3 Milliarden nur für zertifizierte Krankenhäuser

Erste Details für die Kriterien zur Vergabe der Krankenhausmittel aus dem Konjunkturpaket: Der Vorsitzende des Bundestags-Gesundheitsausschuss, Erwin Rüddel (CDU), will, dass Krankenhäuser die Mittel für digitale Projekte nur dann erhalten, wenn sie dadurch signifikant und zertifiziert ihren Digitalisierungsgrad erhöhen. Er wolle die Gefahr eines Gießkannenprinzips vermeiden, oder dass einfach veraltete Endgeräte mit den Fördermitteln durch neue ausgetauscht werden, sagte Rüddel beim „ZENO to go Special“ am 23.6.

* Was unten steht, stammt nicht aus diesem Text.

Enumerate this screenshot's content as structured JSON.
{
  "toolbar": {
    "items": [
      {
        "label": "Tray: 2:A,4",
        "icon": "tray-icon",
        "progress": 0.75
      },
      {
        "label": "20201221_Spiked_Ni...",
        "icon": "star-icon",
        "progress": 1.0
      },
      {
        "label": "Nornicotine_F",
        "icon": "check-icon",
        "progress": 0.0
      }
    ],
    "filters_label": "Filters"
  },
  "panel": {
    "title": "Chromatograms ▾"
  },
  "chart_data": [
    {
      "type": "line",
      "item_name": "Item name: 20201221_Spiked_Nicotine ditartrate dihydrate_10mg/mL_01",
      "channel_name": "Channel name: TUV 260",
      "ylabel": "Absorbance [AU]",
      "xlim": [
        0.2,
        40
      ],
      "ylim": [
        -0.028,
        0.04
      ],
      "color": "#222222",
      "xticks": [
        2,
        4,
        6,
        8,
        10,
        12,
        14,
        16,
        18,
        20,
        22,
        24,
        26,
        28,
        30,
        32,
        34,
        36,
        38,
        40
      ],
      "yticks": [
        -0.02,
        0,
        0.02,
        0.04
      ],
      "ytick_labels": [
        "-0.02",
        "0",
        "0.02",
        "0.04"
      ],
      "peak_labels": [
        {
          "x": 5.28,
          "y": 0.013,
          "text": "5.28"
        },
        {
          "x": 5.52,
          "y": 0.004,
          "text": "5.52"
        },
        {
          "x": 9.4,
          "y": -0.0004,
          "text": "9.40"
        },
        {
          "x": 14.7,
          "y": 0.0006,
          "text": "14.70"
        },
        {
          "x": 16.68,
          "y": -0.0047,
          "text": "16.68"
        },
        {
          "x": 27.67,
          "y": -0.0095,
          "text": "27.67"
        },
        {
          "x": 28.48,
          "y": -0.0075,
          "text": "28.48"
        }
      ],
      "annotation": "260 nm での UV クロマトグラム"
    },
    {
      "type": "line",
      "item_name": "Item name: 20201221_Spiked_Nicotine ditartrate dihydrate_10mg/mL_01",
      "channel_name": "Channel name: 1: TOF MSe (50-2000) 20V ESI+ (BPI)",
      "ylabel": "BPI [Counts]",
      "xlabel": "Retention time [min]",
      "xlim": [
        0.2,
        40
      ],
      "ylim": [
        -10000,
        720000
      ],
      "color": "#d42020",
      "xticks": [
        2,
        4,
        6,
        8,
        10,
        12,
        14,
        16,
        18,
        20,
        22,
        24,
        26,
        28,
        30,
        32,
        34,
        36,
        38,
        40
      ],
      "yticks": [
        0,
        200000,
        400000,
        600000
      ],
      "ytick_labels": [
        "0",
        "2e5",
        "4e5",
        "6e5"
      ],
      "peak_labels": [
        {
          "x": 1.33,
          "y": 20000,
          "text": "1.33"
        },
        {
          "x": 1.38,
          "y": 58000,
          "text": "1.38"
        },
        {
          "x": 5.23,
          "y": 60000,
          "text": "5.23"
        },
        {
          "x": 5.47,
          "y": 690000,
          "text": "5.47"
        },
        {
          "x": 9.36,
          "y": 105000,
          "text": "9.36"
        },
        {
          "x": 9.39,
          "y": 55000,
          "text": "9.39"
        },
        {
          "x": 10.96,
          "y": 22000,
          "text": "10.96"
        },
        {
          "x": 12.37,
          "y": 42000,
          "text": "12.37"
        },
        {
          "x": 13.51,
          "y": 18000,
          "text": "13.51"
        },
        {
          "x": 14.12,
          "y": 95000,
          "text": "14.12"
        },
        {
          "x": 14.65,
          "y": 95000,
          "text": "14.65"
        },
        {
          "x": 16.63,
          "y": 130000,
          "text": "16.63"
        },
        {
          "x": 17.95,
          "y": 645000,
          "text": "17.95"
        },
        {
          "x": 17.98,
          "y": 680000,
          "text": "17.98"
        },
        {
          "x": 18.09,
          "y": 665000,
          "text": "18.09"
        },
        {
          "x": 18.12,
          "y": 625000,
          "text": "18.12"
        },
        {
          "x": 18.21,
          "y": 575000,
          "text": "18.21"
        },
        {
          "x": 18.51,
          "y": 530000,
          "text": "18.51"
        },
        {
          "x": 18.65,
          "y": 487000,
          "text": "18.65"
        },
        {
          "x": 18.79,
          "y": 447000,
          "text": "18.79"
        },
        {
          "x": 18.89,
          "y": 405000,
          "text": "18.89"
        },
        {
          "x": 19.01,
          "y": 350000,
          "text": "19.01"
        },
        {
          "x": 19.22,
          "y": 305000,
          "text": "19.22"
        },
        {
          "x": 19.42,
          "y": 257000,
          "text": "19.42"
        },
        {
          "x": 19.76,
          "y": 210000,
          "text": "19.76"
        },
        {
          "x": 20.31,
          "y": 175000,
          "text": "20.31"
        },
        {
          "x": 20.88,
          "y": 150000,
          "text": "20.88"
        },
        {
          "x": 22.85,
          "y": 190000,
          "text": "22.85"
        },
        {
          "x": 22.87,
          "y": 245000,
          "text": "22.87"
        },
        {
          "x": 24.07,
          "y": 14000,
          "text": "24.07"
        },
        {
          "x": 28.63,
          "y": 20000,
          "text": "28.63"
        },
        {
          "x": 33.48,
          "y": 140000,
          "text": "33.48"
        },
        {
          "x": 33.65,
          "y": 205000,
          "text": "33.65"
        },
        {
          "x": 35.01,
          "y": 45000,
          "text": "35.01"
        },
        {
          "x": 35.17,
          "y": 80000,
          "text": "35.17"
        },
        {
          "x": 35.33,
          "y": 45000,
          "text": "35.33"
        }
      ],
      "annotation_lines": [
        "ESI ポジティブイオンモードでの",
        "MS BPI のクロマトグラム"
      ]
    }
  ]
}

Das derzeit im parlamentarischen Verfahren befindliche Konjunkturpaket sieht unter anderem 3 Milliarden Euro vor, um die Digitalisierung der Krankenhäuser zu fördern. Die Mittel sollen über den bereits bestehenden Strukturfonds vergeben werden. Zu klären sei noch, wie die für die Mittelvergabe ausschlaggebende Zertifizierung erfolgen solle. Positiv reagierte Rüddel auf die Äußerungen seines Parteifreunds Bundesgesundheitsminister Jens Spahn, der in einem Zeitungsinterview am Dienstag eine „Neuausrichtung der Krankenhausversorgung“ mit einer stärkeren Rolle von Maximalversorgern forderte.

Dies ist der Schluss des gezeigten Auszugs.